Taylor, Alexander Sr. __Attributed to
Place Made:
Petersburg Virginia United States of America
Date Made:
mahogany with lightwood inlay
HOA: 35 1/2″; WOA: 19 5/8″; Seat height: 16 1/2″
Accession Number:
DESCRIPTION: Neoclassical side chair: Has arcaded back within square frame; crest rail decorated with 4 vertical blocks inlaid to look as if they were fluted; blocks alternate with simple inlay over each of three horseshoe arches; top of each of four colonettes has carved tulip above tapered section that is decorated with intertwining lightwood inlay stringing and a bellflower at the base; the whole sitting on a fluted square along the rail at the base of the chair back; chair legs are slightly tapered with H stretchers. DOA 19 3/4.
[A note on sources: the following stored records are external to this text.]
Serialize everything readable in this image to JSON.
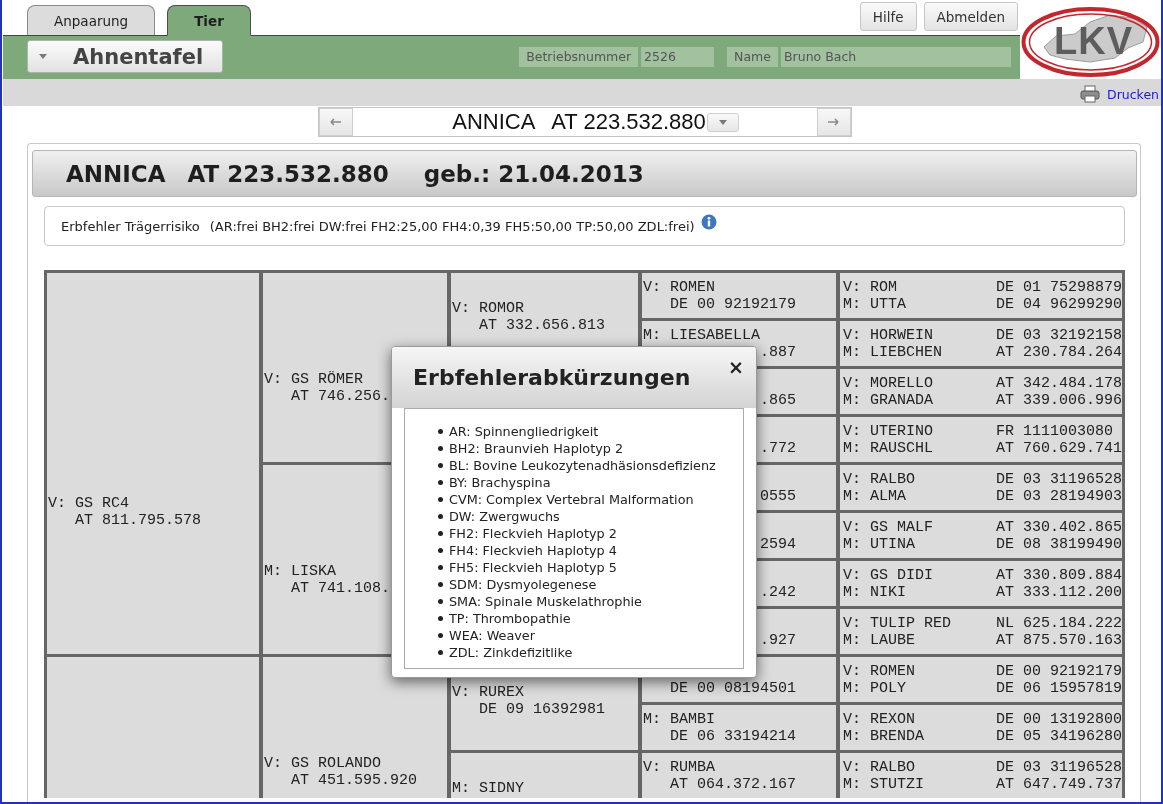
{
  "tabs": [
    {
      "label": "Anpaarung",
      "selected": false
    },
    {
      "label": "Tier",
      "selected": true
    }
  ],
  "header_buttons": [
    {
      "label": "Hilfe"
    },
    {
      "label": "Abmelden"
    }
  ],
  "logo": {
    "text": "LKV"
  },
  "view_menu": {
    "label": "Ahnentafel"
  },
  "farm_fields": [
    {
      "label": "Betriebsnummer",
      "value": "2526"
    },
    {
      "label": "Name",
      "value": "Bruno Bach"
    }
  ],
  "print_link": {
    "label": "Drucken"
  },
  "navigator": {
    "animal": "ANNICA   AT 223.532.880"
  },
  "animal": {
    "name": "ANNICA",
    "ear_tag": "AT 223.532.880",
    "birth": "geb.: 21.04.2013"
  },
  "carrier_risk": {
    "label": "Erbfehler Trägerrisiko",
    "values": "(AR:frei BH2:frei DW:frei FH2:25,00 FH4:0,39 FH5:50,00 TP:50,00 ZDL:frei)"
  },
  "pedigree": [
    {
      "name": "V: GS RC4",
      "id": "AT 811.795.578",
      "children": [
        {
          "name": "V: GS RÖMER",
          "id": "AT 746.256.",
          "children": [
            {
              "name": "V: ROMOR",
              "id": "AT 332.656.813",
              "children": [
                {
                  "name": "V: ROMEN",
                  "id": "DE 00 92192179",
                  "children": [
                    {
                      "name": "V: ROM",
                      "id": "DE 01 75298879"
                    },
                    {
                      "name": "M: UTTA",
                      "id": "DE 04 96299290"
                    }
                  ]
                },
                {
                  "name": "M: LIESABELLA",
                  "id": ".887",
                  "start_covered": true,
                  "children": [
                    {
                      "name": "V: HORWEIN",
                      "id": "DE 03 32192158"
                    },
                    {
                      "name": "M: LIEBCHEN",
                      "id": "AT 230.784.264"
                    }
                  ]
                }
              ]
            },
            {
              "children": [
                {
                  "id": ".865",
                  "start_covered": true,
                  "children": [
                    {
                      "name": "V: MORELLO",
                      "id": "AT 342.484.178"
                    },
                    {
                      "name": "M: GRANADA",
                      "id": "AT 339.006.996"
                    }
                  ]
                },
                {
                  "id": ".772",
                  "start_covered": true,
                  "children": [
                    {
                      "name": "V: UTERINO",
                      "id": "FR 1111003080"
                    },
                    {
                      "name": "M: RAUSCHL",
                      "id": "AT 760.629.741"
                    }
                  ]
                }
              ]
            }
          ]
        },
        {
          "name": "M: LISKA",
          "id": "AT 741.108.",
          "children": [
            {
              "children": [
                {
                  "id": "0555",
                  "start_covered": true,
                  "children": [
                    {
                      "name": "V: RALBO",
                      "id": "DE 03 31196528"
                    },
                    {
                      "name": "M: ALMA",
                      "id": "DE 03 28194903"
                    }
                  ]
                },
                {
                  "id": "2594",
                  "start_covered": true,
                  "children": [
                    {
                      "name": "V: GS MALF",
                      "id": "AT 330.402.865"
                    },
                    {
                      "name": "M: UTINA",
                      "id": "DE 08 38199490"
                    }
                  ]
                }
              ]
            },
            {
              "children": [
                {
                  "id": ".242",
                  "start_covered": true,
                  "children": [
                    {
                      "name": "V: GS DIDI",
                      "id": "AT 330.809.884"
                    },
                    {
                      "name": "M: NIKI",
                      "id": "AT 333.112.200"
                    }
                  ]
                },
                {
                  "id": ".927",
                  "start_covered": true,
                  "children": [
                    {
                      "name": "V: TULIP RED",
                      "id": "NL 625.184.222"
                    },
                    {
                      "name": "M: LAUBE",
                      "id": "AT 875.570.163"
                    }
                  ]
                }
              ]
            }
          ]
        }
      ]
    },
    {
      "children": [
        {
          "name": "V: GS ROLANDO",
          "id": "AT 451.595.920",
          "children": [
            {
              "name": "V: RUREX",
              "id": "DE 09 16392981",
              "children": [
                {
                  "id": "DE 00 08194501",
                  "children": [
                    {
                      "name": "V: ROMEN",
                      "id": "DE 00 92192179"
                    },
                    {
                      "name": "M: POLY",
                      "id": "DE 06 15957819"
                    }
                  ]
                },
                {
                  "name": "M: BAMBI",
                  "id": "DE 06 33194214",
                  "children": [
                    {
                      "name": "V: REXON",
                      "id": "DE 00 13192800"
                    },
                    {
                      "name": "M: BRENDA",
                      "id": "DE 05 34196280"
                    }
                  ]
                }
              ]
            },
            {
              "name": "M: SIDNY",
              "children": [
                {
                  "name": "V: RUMBA",
                  "id": "AT 064.372.167",
                  "children": [
                    {
                      "name": "V: RALBO",
                      "id": "DE 03 31196528"
                    },
                    {
                      "name": "M: STUTZI",
                      "id": "AT 647.749.737"
                    }
                  ]
                }
              ]
            }
          ]
        }
      ]
    }
  ],
  "dialog": {
    "title": "Erbfehlerabkürzungen",
    "close": "×",
    "items": [
      "AR: Spinnengliedrigkeit",
      "BH2: Braunvieh Haplotyp 2",
      "BL: Bovine Leukozytenadhäsionsdefizienz",
      "BY: Brachyspina",
      "CVM: Complex Vertebral Malformation",
      "DW: Zwergwuchs",
      "FH2: Fleckvieh Haplotyp 2",
      "FH4: Fleckvieh Haplotyp 4",
      "FH5: Fleckvieh Haplotyp 5",
      "SDM: Dysmyolegenese",
      "SMA: Spinale Muskelathrophie",
      "TP: Thrombopathie",
      "WEA: Weaver",
      "ZDL: Zinkdefizitlike"
    ]
  }
}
STYLE: This chair back is adapted from a chair in plate 33 of Thomas Sheraton’s THE CABINETMAKER AND UPHOLSTERER’S DRAWING BOOK, 1793.

GROUP: An identical chair in the Colonial Williamsburg Collection, perhaps part of the same set, descended in the Cocke family of Woodland Plantation of Amelia County, Virginia.
(See MESDA Object Database S-6834). One of the chair’s most distinctive features–the intertwined guilloche that ends in a bellflower–appears on an oval work table at Yale University that bears the incised signature “A TAYLOR/10th/January/1803.”

MAKER: Alexander Taylor, Sr. (1737-1805) and his son, Alexander Taylor, Jr. (1784-1820) were accomplished Petersburg cabinetmakers with a taste for ambitious design. Their talents helped them to secure significant commissions from some of the wealthiest families in the Virginia and North Carolina Piedmont. In addition to the Archer and Cocke families of Amelia County, they provided furniture to the powerful Bennehans and Camerons of “Fairntosh,” Orange County, North Carolina, and two branches of the Eppes family–one of “Eppington” in Chesterfield County, and another of “Bermuda Hundred” in Chesterfield and “Appomattox Manor” in Hopewell.

WOODS: Mahogany primary wood, light wood inlay, corner braces yellow pine, and seat rails sweet gum.

History in the Cocke-Archer-Irving family of Woodlands, Amelia Co., Virginia.